Leggere (e scrivere) non solo libri

Parlo anche per me, perché questo è un periodo di scarse letture a lunga gittata, diciamo così, ovvero di libri, o ebook o comunque letture di testi di una certa lunghezza, ampiezza, area e perimetro. Leggo molto, ma soprattutto articoli, un sacco di articoli trovati soprattutto nel web, ma anche riviste che acquisto o su cui opero uno scanning di qualche minuto in biblioteca.

treScrivere, idem: o meglio, il mio libercolo l’ho scritto anch’io, ma ho avuto anche l’idea di ampliarlo, approfondirlo e integrarlo (la carta si sa, si logora presto, tanto più i contenuti di saggi sull’oggi) in uno spazio digitale su Medium, uno di quei luoghi che esalta la lettura granulare, non strutturata in capitoli ma a monadi che si irradiano in link, in collegamenti, suggestioni, riferimenti.

C’è chi la chiama superficialità e i giornali mainstream ci vanno a nozze (vedi ameni articoli come questo sull’ebook che “ci rende superficiali”), quando invece si tratta di una diversa declinazione della lettura (e della scrittura) che merita approfondimenti e riflessioni un po’ più complesse (ci abbiamo provato in questo ebook collettivo quanto mai attuale: Letture, contenuti e granularità).

Fatto sta che lettura e scrittura sono ormai atti che non si esauriscono in una sessione, in una fase con un inizio e una fine precisi, ma si dilatano, si articolano in varie ramificazioni, devono aggiornarsi per restare vivi e abitare un mondo sempre più costituito di atomi e bit, un mondo il cui il pensiero è, se non fluido,sicuramente molto meno sedentario di prima.

C’è chi dice anche che la lettura e la scrittura si fanno sempre più social, anche se su questo ho ancora le mie perplessità, ma è anche vero che con progetti come Bookliners, Bookolico e, ultima arrivata, Lea di Laterza, si sta affermando una modalità di lettura condivisa, lettura che però rischia di frammentarsi ulteriormente – ed è qui la mia perplessità maggiore (ma ne parlerò in un altro post, magari intanto fatemi sapere che ne pensate voi).

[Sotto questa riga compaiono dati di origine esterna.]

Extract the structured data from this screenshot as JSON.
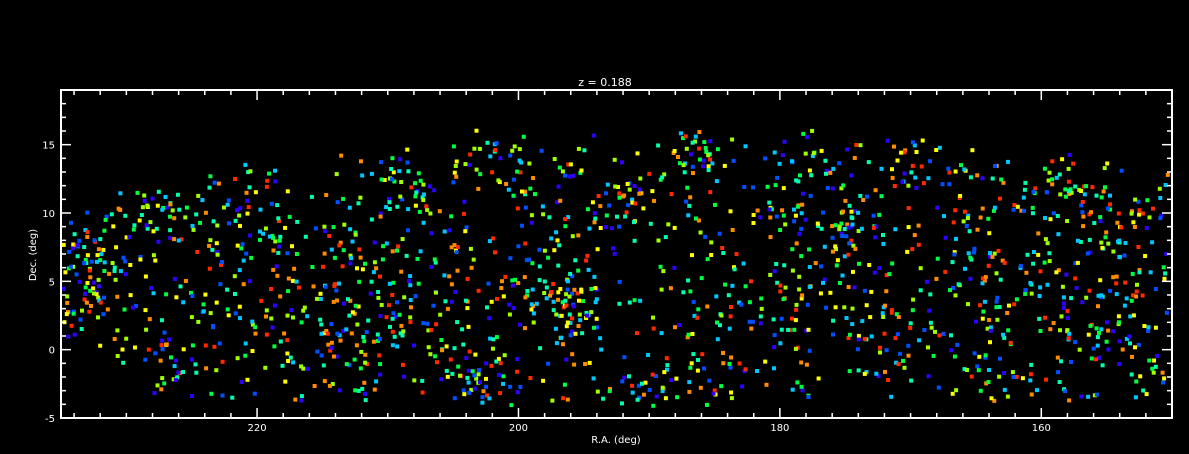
{
  "chart_data": {
    "type": "scatter",
    "title": "z = 0.188",
    "xlabel": "R.A. (deg)",
    "ylabel": "Dec. (deg)",
    "xlim": [
      235,
      150
    ],
    "ylim": [
      -5,
      19
    ],
    "x_ticks": [
      220,
      200,
      180,
      160
    ],
    "y_ticks": [
      -5,
      0,
      5,
      10,
      15
    ],
    "grid": false,
    "colors": [
      "#ff2a00",
      "#ff8c00",
      "#ffff00",
      "#a0ff00",
      "#00ff40",
      "#00ffb0",
      "#00c8ff",
      "#0050ff",
      "#3000ff"
    ],
    "clusters": [
      {
        "ra": 233.5,
        "dec": 5.5,
        "sra": 1.8,
        "sdec": 2.2,
        "n": 70
      },
      {
        "ra": 227.5,
        "dec": 10.0,
        "sra": 2.0,
        "sdec": 1.6,
        "n": 40
      },
      {
        "ra": 226.0,
        "dec": -1.5,
        "sra": 2.5,
        "sdec": 1.2,
        "n": 25
      },
      {
        "ra": 220.5,
        "dec": 8.5,
        "sra": 2.0,
        "sdec": 2.5,
        "n": 35
      },
      {
        "ra": 217.5,
        "dec": 1.5,
        "sra": 2.0,
        "sdec": 2.0,
        "n": 25
      },
      {
        "ra": 213.5,
        "dec": 7.5,
        "sra": 1.5,
        "sdec": 2.0,
        "n": 30
      },
      {
        "ra": 211.5,
        "dec": 2.0,
        "sra": 1.8,
        "sdec": 2.5,
        "n": 45
      },
      {
        "ra": 209.0,
        "dec": 11.0,
        "sra": 2.0,
        "sdec": 2.0,
        "n": 40
      },
      {
        "ra": 206.5,
        "dec": 2.5,
        "sra": 2.0,
        "sdec": 2.5,
        "n": 35
      },
      {
        "ra": 203.0,
        "dec": -2.5,
        "sra": 1.5,
        "sdec": 0.8,
        "n": 30
      },
      {
        "ra": 201.0,
        "dec": 13.5,
        "sra": 2.0,
        "sdec": 1.5,
        "n": 30
      },
      {
        "ra": 199.5,
        "dec": 5.0,
        "sra": 2.0,
        "sdec": 2.5,
        "n": 35
      },
      {
        "ra": 195.8,
        "dec": 3.2,
        "sra": 1.0,
        "sdec": 1.5,
        "n": 45
      },
      {
        "ra": 191.5,
        "dec": 10.5,
        "sra": 1.5,
        "sdec": 1.2,
        "n": 30
      },
      {
        "ra": 190.0,
        "dec": -3.0,
        "sra": 2.0,
        "sdec": 0.7,
        "n": 35
      },
      {
        "ra": 186.5,
        "dec": 14.5,
        "sra": 1.5,
        "sdec": 1.0,
        "n": 25
      },
      {
        "ra": 185.0,
        "dec": 1.5,
        "sra": 2.0,
        "sdec": 2.5,
        "n": 30
      },
      {
        "ra": 179.5,
        "dec": 12.0,
        "sra": 1.8,
        "sdec": 2.0,
        "n": 35
      },
      {
        "ra": 178.0,
        "dec": 4.5,
        "sra": 2.0,
        "sdec": 2.0,
        "n": 30
      },
      {
        "ra": 174.5,
        "dec": 9.0,
        "sra": 1.5,
        "sdec": 1.5,
        "n": 45
      },
      {
        "ra": 172.5,
        "dec": 2.0,
        "sra": 2.0,
        "sdec": 2.0,
        "n": 30
      },
      {
        "ra": 168.5,
        "dec": 13.0,
        "sra": 2.0,
        "sdec": 1.5,
        "n": 30
      },
      {
        "ra": 166.0,
        "dec": 6.0,
        "sra": 2.0,
        "sdec": 2.5,
        "n": 35
      },
      {
        "ra": 163.5,
        "dec": -0.5,
        "sra": 2.0,
        "sdec": 1.5,
        "n": 30
      },
      {
        "ra": 159.0,
        "dec": 12.0,
        "sra": 2.0,
        "sdec": 1.5,
        "n": 45
      },
      {
        "ra": 157.5,
        "dec": 4.5,
        "sra": 2.0,
        "sdec": 2.5,
        "n": 40
      },
      {
        "ra": 153.0,
        "dec": 1.0,
        "sra": 2.0,
        "sdec": 2.0,
        "n": 35
      },
      {
        "ra": 153.5,
        "dec": 9.5,
        "sra": 2.0,
        "sdec": 2.0,
        "n": 30
      }
    ],
    "field_points": 900,
    "field_dec_range": [
      -3.8,
      16.2
    ],
    "seed": 188
  }
}
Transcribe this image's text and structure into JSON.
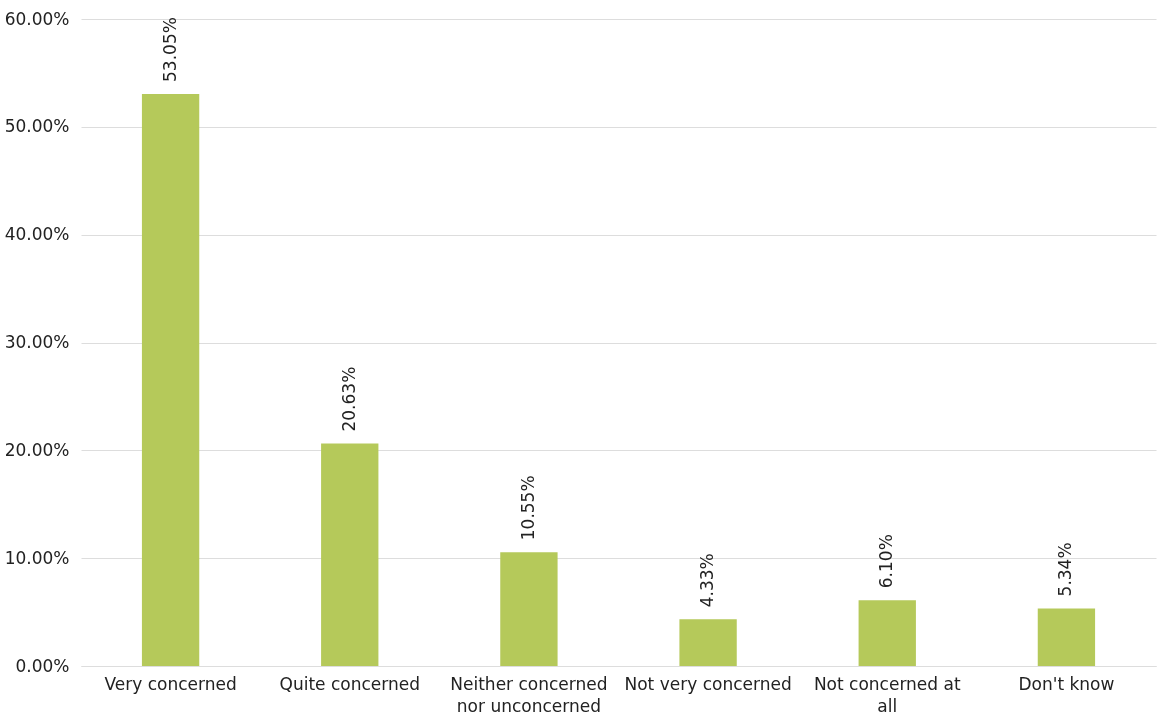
{
  "chart_data": {
    "type": "bar",
    "categories": [
      "Very concerned",
      "Quite concerned",
      "Neither concerned nor unconcerned",
      "Not very concerned",
      "Not concerned at all",
      "Don't know"
    ],
    "values": [
      53.05,
      20.63,
      10.55,
      4.33,
      6.1,
      5.34
    ],
    "value_labels": [
      "53.05%",
      "20.63%",
      "10.55%",
      "4.33%",
      "6.10%",
      "5.34%"
    ],
    "color": "#b5c95a",
    "ylim": [
      0,
      60
    ],
    "yticks": [
      {
        "value": 0,
        "label": "0.00%"
      },
      {
        "value": 10,
        "label": "10.00%"
      },
      {
        "value": 20,
        "label": "20.00%"
      },
      {
        "value": 30,
        "label": "30.00%"
      },
      {
        "value": 40,
        "label": "40.00%"
      },
      {
        "value": 50,
        "label": "50.00%"
      },
      {
        "value": 60,
        "label": "60.00%"
      }
    ],
    "grid": "y"
  }
}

Del resto, gruppi di lettura on line e forme embrionali di social reading sono anobii e Goodreads, i due maggiori social network dedicati alla lettura.

E concludo ritornando a me, e quindi anche a te, visto il rapporto sempre più stretto che c’è tra autore e lettore e dove i confini tra l’uno e l’altro sono sempre meno definiti. Concludo con l’invito ovviamente a leggere il mio saggio (se ti interessa l’argomento), ormai disponibile in ebook e cartaceo; invito a visitare lo spazio su Medium dove scrittura e lettura si estendono per approfondire, aggiornare e integrare i contenuti del libro; invito a commentare il tutto su anobii e/o Goodreads, se ne hai voglia. Invito, in definitiva, a non limitare la lettura a un gesto isolato, concluso in se stesso, ma a dargli un respiro più ampio, un volume, inserendolo in un ecosistema in cui coabitano più prospettive e più interpretazioni di una stessa narrazione.